Tidak hanya infrastruktur, aspek sumber daya manusia juga menjadi perhatian serius. Saat ini, sejumlah kru Garibaldi dari TNI AL telah berada di Italia untuk mengikuti pelatihan pengoperasian kapal induk. Proses penyeberangan kapal dari Italia ke Indonesia akan menggunakan konsep joint crew, di mana personel TNI AL dan Angkatan Laut Italia bersama-sama mengawaki kapal selama pelayaran. "Setelah itu akan melaksanakan penyeberangan lintas laut dengan konsep joint crew. Jadi joint crew itu merupakan personil pengawak dimana sebagian dari personil TNI AL dan sebagian lagi dari personel Angkatan Laut Italia," jelas Tunggul.
Keputusan ini menuai beragam respons. Sejumlah pengamat militer menilai hibah kapal induk ini sebagai langkah strategis untuk memperkuat pertahanan maritim Indonesia di tengah ketegangan di Laut China Selatan. Namun, ada pula yang menyoroti beban operasional dan perawatan yang tidak sedikit.
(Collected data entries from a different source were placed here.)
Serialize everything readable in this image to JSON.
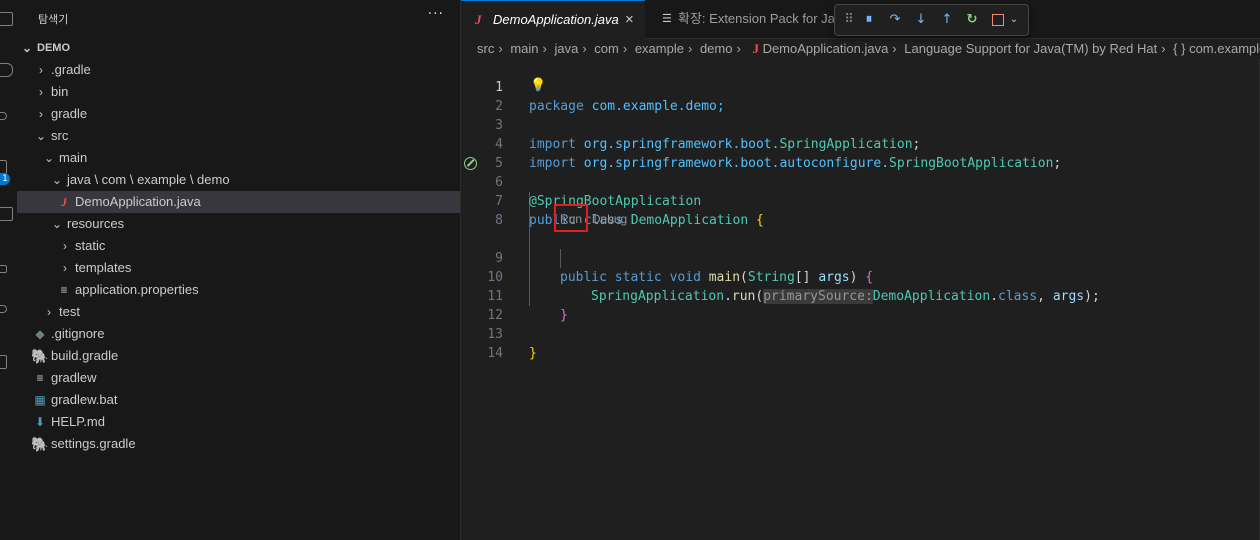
{
  "sidebar": {
    "title": "탐색기",
    "more_icon": "···",
    "root": "DEMO",
    "items": [
      {
        "label": ".gradle",
        "icon": "chevron-right"
      },
      {
        "label": "bin",
        "icon": "chevron-right"
      },
      {
        "label": "gradle",
        "icon": "chevron-right"
      },
      {
        "label": "src",
        "icon": "chevron-down"
      },
      {
        "label": "main",
        "icon": "chevron-down"
      },
      {
        "label": "java \\ com \\ example \\ demo",
        "icon": "chevron-down"
      },
      {
        "label": "DemoApplication.java",
        "icon": "java-file-icon"
      },
      {
        "label": "resources",
        "icon": "chevron-down"
      },
      {
        "label": "static",
        "icon": "chevron-right"
      },
      {
        "label": "templates",
        "icon": "chevron-right"
      },
      {
        "label": "application.properties",
        "icon": "properties-file-icon"
      },
      {
        "label": "test",
        "icon": "chevron-right"
      },
      {
        "label": ".gitignore",
        "icon": "git-icon"
      },
      {
        "label": "build.gradle",
        "icon": "gradle-elephant-icon"
      },
      {
        "label": "gradlew",
        "icon": "text-file-icon"
      },
      {
        "label": "gradlew.bat",
        "icon": "windows-icon"
      },
      {
        "label": "HELP.md",
        "icon": "markdown-arrow-icon"
      },
      {
        "label": "settings.gradle",
        "icon": "gradle-elephant-icon"
      }
    ],
    "badge": "1"
  },
  "tabs": [
    {
      "label": "DemoApplication.java",
      "icon_text": "J",
      "close": "×",
      "active": true
    },
    {
      "label": "확장: Extension Pack for Java",
      "icon_text": "☰",
      "active": false
    }
  ],
  "breadcrumb": [
    "src",
    "main",
    "java",
    "com",
    "example",
    "demo",
    "DemoApplication.java",
    "Language Support for Java(TM) by Red Hat",
    "{ } com.example"
  ],
  "codelens": {
    "run": "Run",
    "sep": " | ",
    "debug": "Debug"
  },
  "line_numbers": [
    "1",
    "2",
    "3",
    "4",
    "5",
    "6",
    "7",
    "8",
    "9",
    "10",
    "11",
    "12",
    "13",
    "14"
  ],
  "code": {
    "l1_kw": "package",
    "l1_rest": " com.example.demo;",
    "l3_kw": "import",
    "l3_pkg": " org.springframework.boot.",
    "l3_cls": "SpringApplication",
    "l3_end": ";",
    "l4_kw": "import",
    "l4_pkg": " org.springframework.boot.autoconfigure.",
    "l4_cls": "SpringBootApplication",
    "l4_end": ";",
    "l6_ann": "@SpringBootApplication",
    "l7_kw1": "public",
    "l7_kw2": " class",
    "l7_cls": " DemoApplication ",
    "l7_br": "{",
    "l9_kw1": "public",
    "l9_kw2": " static",
    "l9_kw3": " void",
    "l9_fn": " main",
    "l9_p1": "(",
    "l9_type": "String",
    "l9_arr": "[]",
    "l9_arg": " args",
    "l9_p2": ") ",
    "l9_br": "{",
    "l10_cls": "SpringApplication",
    "l10_dot": ".",
    "l10_fn": "run",
    "l10_p1": "(",
    "l10_hint": "primarySource:",
    "l10_cls2": "DemoApplication",
    "l10_dot2": ".",
    "l10_kw": "class",
    "l10_comma": ", ",
    "l10_arg": "args",
    "l10_p2": ");",
    "l11_br": "}",
    "l13_br": "}"
  },
  "debug_toolbar": [
    "drag-handle",
    "pause",
    "step-over",
    "step-into",
    "step-out",
    "restart",
    "stop"
  ]
}
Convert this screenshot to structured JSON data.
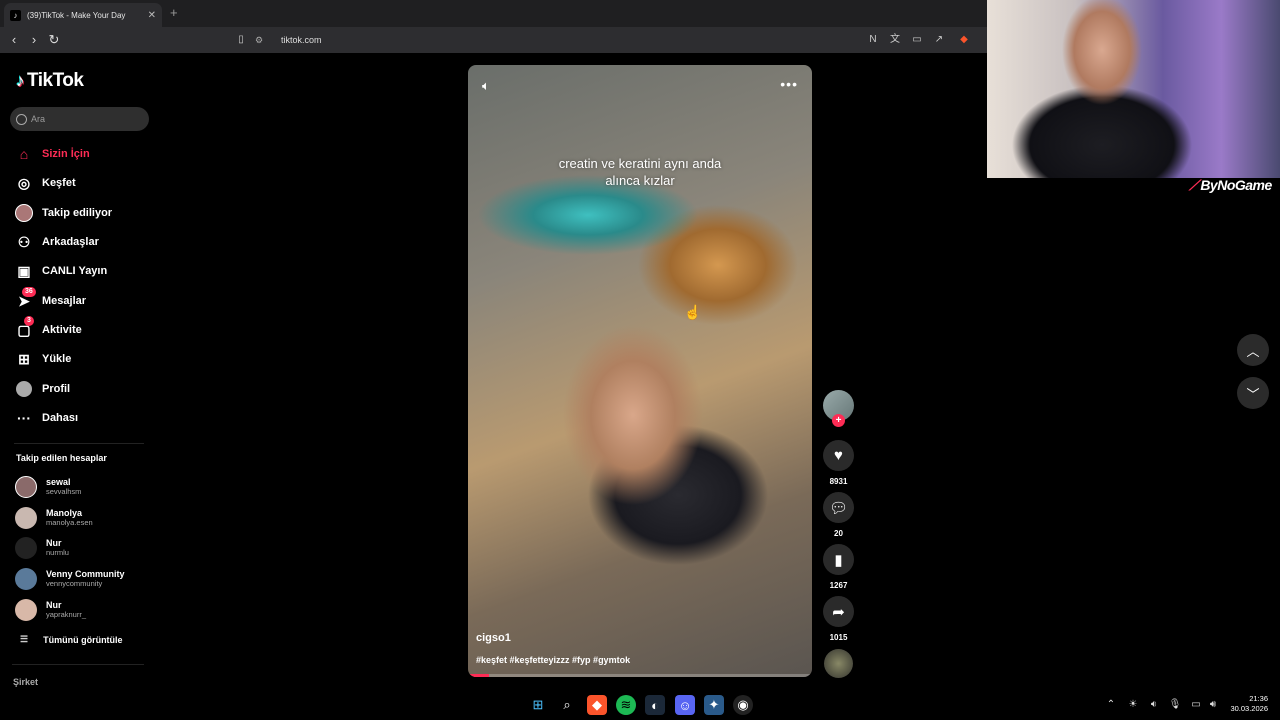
{
  "browser": {
    "tab_title": "(39)TikTok - Make Your Day",
    "tab_favicon": "tiktok-icon",
    "url": "tiktok.com",
    "new_tab_label": "+"
  },
  "sidebar": {
    "brand": "TikTok",
    "search_placeholder": "Ara",
    "nav": [
      {
        "label": "Sizin İçin",
        "icon": "home-icon",
        "active": true
      },
      {
        "label": "Keşfet",
        "icon": "compass-icon"
      },
      {
        "label": "Takip ediliyor",
        "icon": "following-avatar-icon"
      },
      {
        "label": "Arkadaşlar",
        "icon": "friends-icon"
      },
      {
        "label": "CANLI Yayın",
        "icon": "live-tv-icon"
      },
      {
        "label": "Mesajlar",
        "icon": "messages-icon",
        "badge": "36"
      },
      {
        "label": "Aktivite",
        "icon": "activity-icon",
        "badge": "3"
      },
      {
        "label": "Yükle",
        "icon": "upload-icon"
      },
      {
        "label": "Profil",
        "icon": "profile-icon"
      },
      {
        "label": "Dahası",
        "icon": "more-icon"
      }
    ],
    "following_heading": "Takip edilen hesaplar",
    "following": [
      {
        "name": "sewal",
        "username": "sevvalhsm"
      },
      {
        "name": "Manolya",
        "username": "manolya.esen"
      },
      {
        "name": "Nur",
        "username": "nurmlu"
      },
      {
        "name": "Venny Community",
        "username": "vennycommunity"
      },
      {
        "name": "Nur",
        "username": "yapraknurr_"
      }
    ],
    "see_all": "Tümünü görüntüle",
    "company": "Şirket"
  },
  "video": {
    "caption": "creatin ve keratini aynı anda\nalınca kızlar",
    "author": "cigso1",
    "hashtags": "#keşfet #keşfetteyizzz #fyp #gymtok",
    "progress": 0.06
  },
  "actions": {
    "likes": "8931",
    "comments": "20",
    "saves": "1267",
    "shares": "1015"
  },
  "stream": {
    "brand": "ByNoGame"
  },
  "taskbar": {
    "time": "21:36",
    "date": "30.03.2026"
  },
  "colors": {
    "accent": "#fe2c55",
    "background": "#000000"
  }
}
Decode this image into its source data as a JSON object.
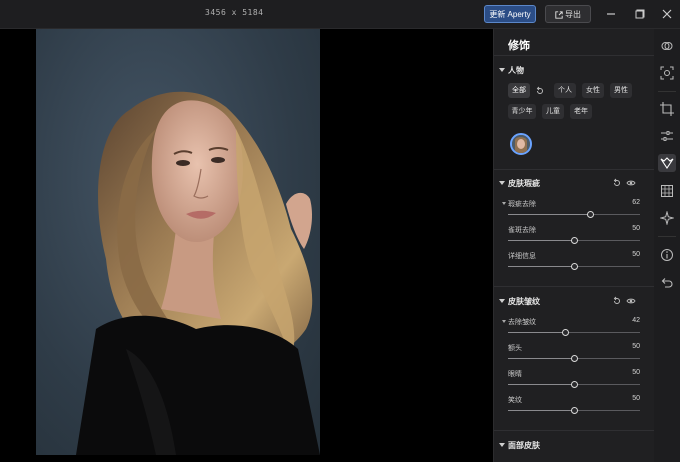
{
  "window": {
    "image_dimensions": "3456 x 5184",
    "update_label": "更新 Aperty",
    "export_label": "导出"
  },
  "panel": {
    "title": "修饰",
    "people_section": {
      "title": "人物",
      "filters": [
        {
          "label": "全部",
          "selected": true
        },
        {
          "label": "个人",
          "selected": false
        },
        {
          "label": "女性",
          "selected": false
        },
        {
          "label": "男性",
          "selected": false
        },
        {
          "label": "青少年",
          "selected": false
        },
        {
          "label": "儿童",
          "selected": false
        },
        {
          "label": "老年",
          "selected": false
        }
      ]
    },
    "skin_blemish": {
      "title": "皮肤瑕疵",
      "sliders": [
        {
          "label": "瑕疵去除",
          "value": 62
        },
        {
          "label": "雀斑去除",
          "value": 50
        },
        {
          "label": "详细信息",
          "value": 50
        }
      ]
    },
    "skin_wrinkles": {
      "title": "皮肤皱纹",
      "sliders": [
        {
          "label": "去除皱纹",
          "value": 42
        },
        {
          "label": "额头",
          "value": 50
        },
        {
          "label": "眼睛",
          "value": 50
        },
        {
          "label": "笑纹",
          "value": 50
        }
      ]
    },
    "face_skin": {
      "title": "面部皮肤"
    }
  },
  "colors": {
    "accent": "#6aa3ff",
    "update_button": "#2b4d86",
    "panel_bg": "#202022"
  }
}
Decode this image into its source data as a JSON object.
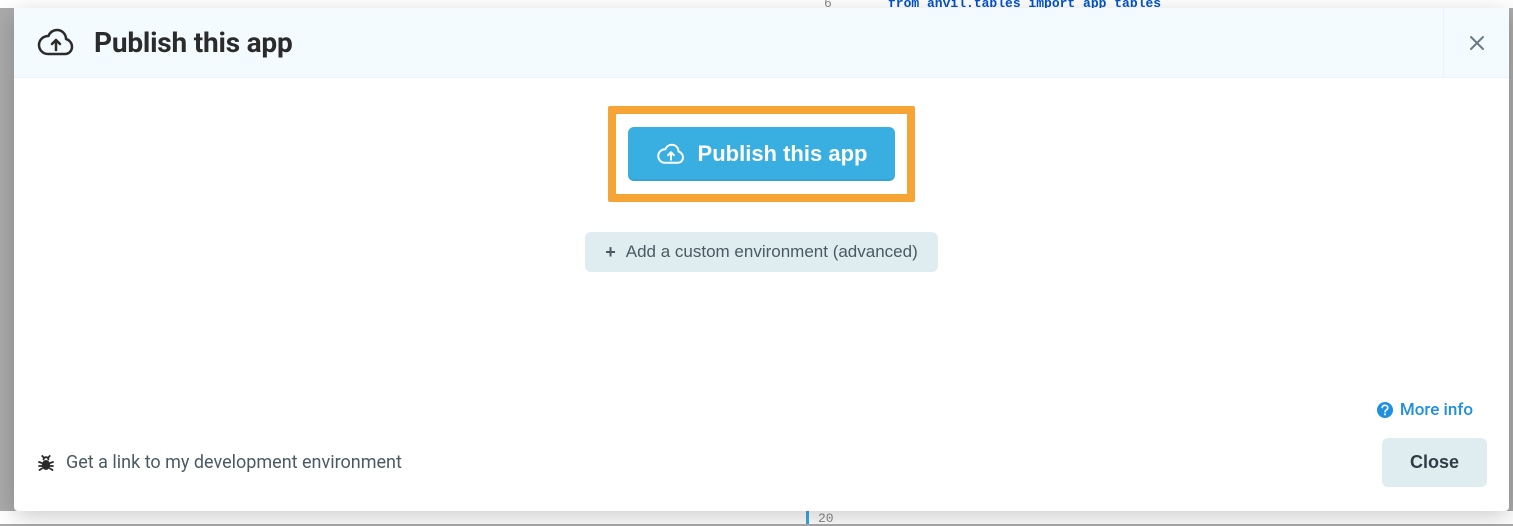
{
  "background": {
    "code_line_number": "6",
    "code_snippet": "from anvil.tables import app_tables",
    "bottom_line_number": "20"
  },
  "modal": {
    "title": "Publish this app",
    "publish_button_label": "Publish this app",
    "advanced_button_label": "Add a custom environment (advanced)",
    "more_info_label": "More info",
    "dev_link_label": "Get a link to my development environment",
    "close_button_label": "Close"
  }
}
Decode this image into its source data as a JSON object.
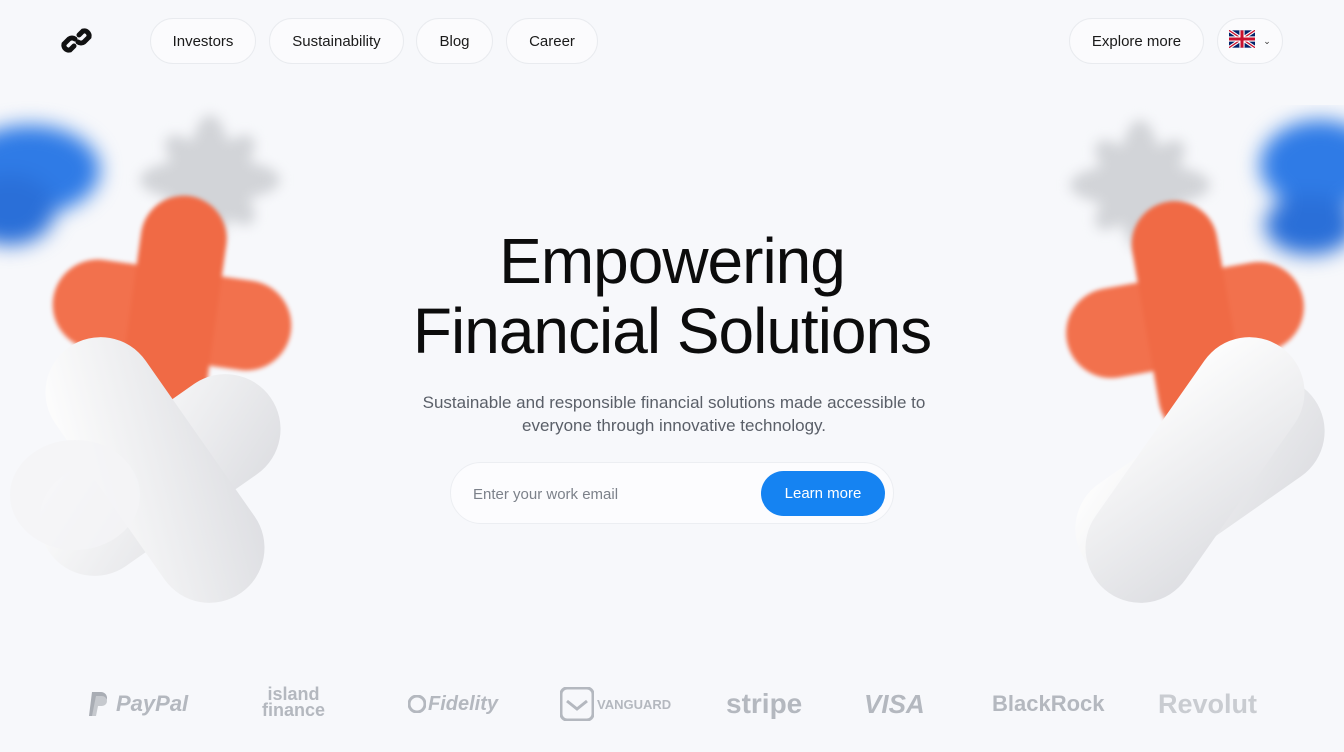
{
  "nav": {
    "logo_icon": "chain-link-icon",
    "links": [
      {
        "label": "Investors"
      },
      {
        "label": "Sustainability"
      },
      {
        "label": "Blog"
      },
      {
        "label": "Career"
      }
    ],
    "explore_label": "Explore more",
    "language_icon": "uk-flag-icon"
  },
  "hero": {
    "title_line1": "Empowering",
    "title_line2": "Financial Solutions",
    "subtitle_line1": "Sustainable and responsible financial solutions made accessible to",
    "subtitle_line2": "everyone through innovative technology.",
    "email_placeholder": "Enter your work email",
    "email_value": "",
    "cta_label": "Learn more"
  },
  "partners": [
    {
      "name": "PayPal",
      "icon": "paypal-logo"
    },
    {
      "name": "island",
      "name2": "finance",
      "icon": "island-finance-logo"
    },
    {
      "name": "Fidelity",
      "icon": "fidelity-logo"
    },
    {
      "name": "VANGUARD",
      "icon": "vanguard-logo"
    },
    {
      "name": "stripe",
      "icon": "stripe-logo"
    },
    {
      "name": "VISA",
      "icon": "visa-logo"
    },
    {
      "name": "BlackRock",
      "icon": "blackrock-logo"
    },
    {
      "name": "Revolut",
      "icon": "revolut-logo"
    }
  ],
  "colors": {
    "accent": "#1583f2",
    "background": "#f7f8fb",
    "coral": "#f2714d",
    "partner_gray": "#b4b8bf"
  }
}
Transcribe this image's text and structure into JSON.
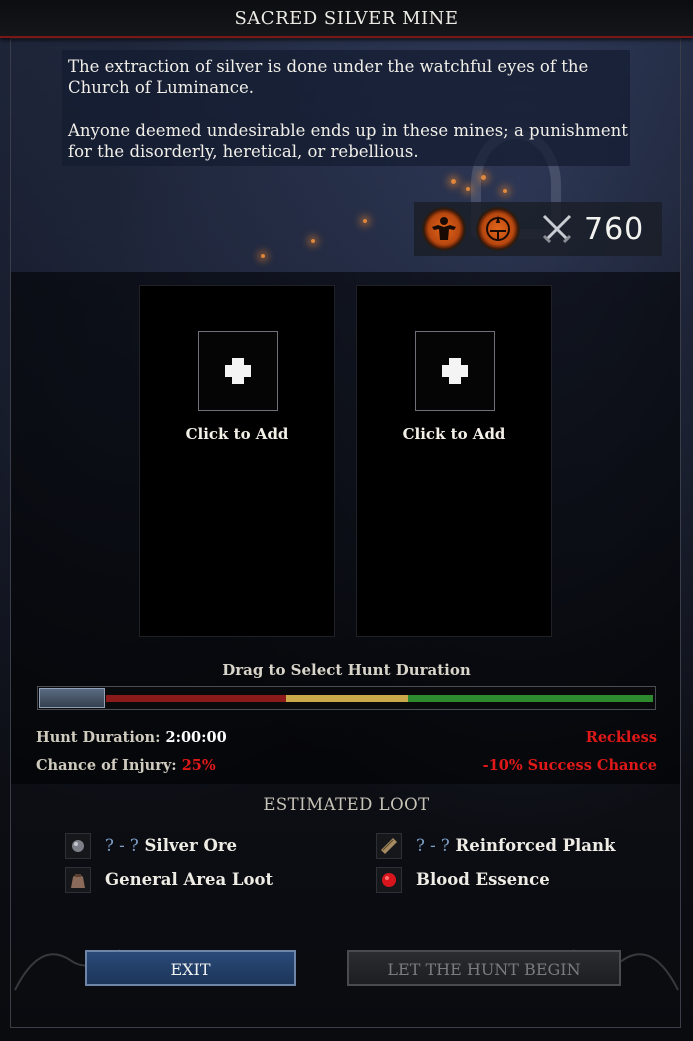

Kapal induk membutuhkan dukungan logistik yang kompleks, termasuk kapal suplai, pesawat, dan personel terlatih. Pemerintah perlu memastikan kesiapan anggaran jangka panjang agar aset ini tidak menjadi "gajah putih" yang justru membebani keuangan negara.
Setelah tiba di Indonesia, serah terima resmi akan dilakukan, dan seluruh pengawakan akan diisi oleh prajurit TNI Angkatan Laut. Pertanyaan yang kini mengemuka: seberapa cepat Garibaldi dapat dioperasikan secara penuh, dan apakah Indonesia mampu memaksimalkan potensi kapal induk ini untuk menjaga kedaulatan laut Nusantara?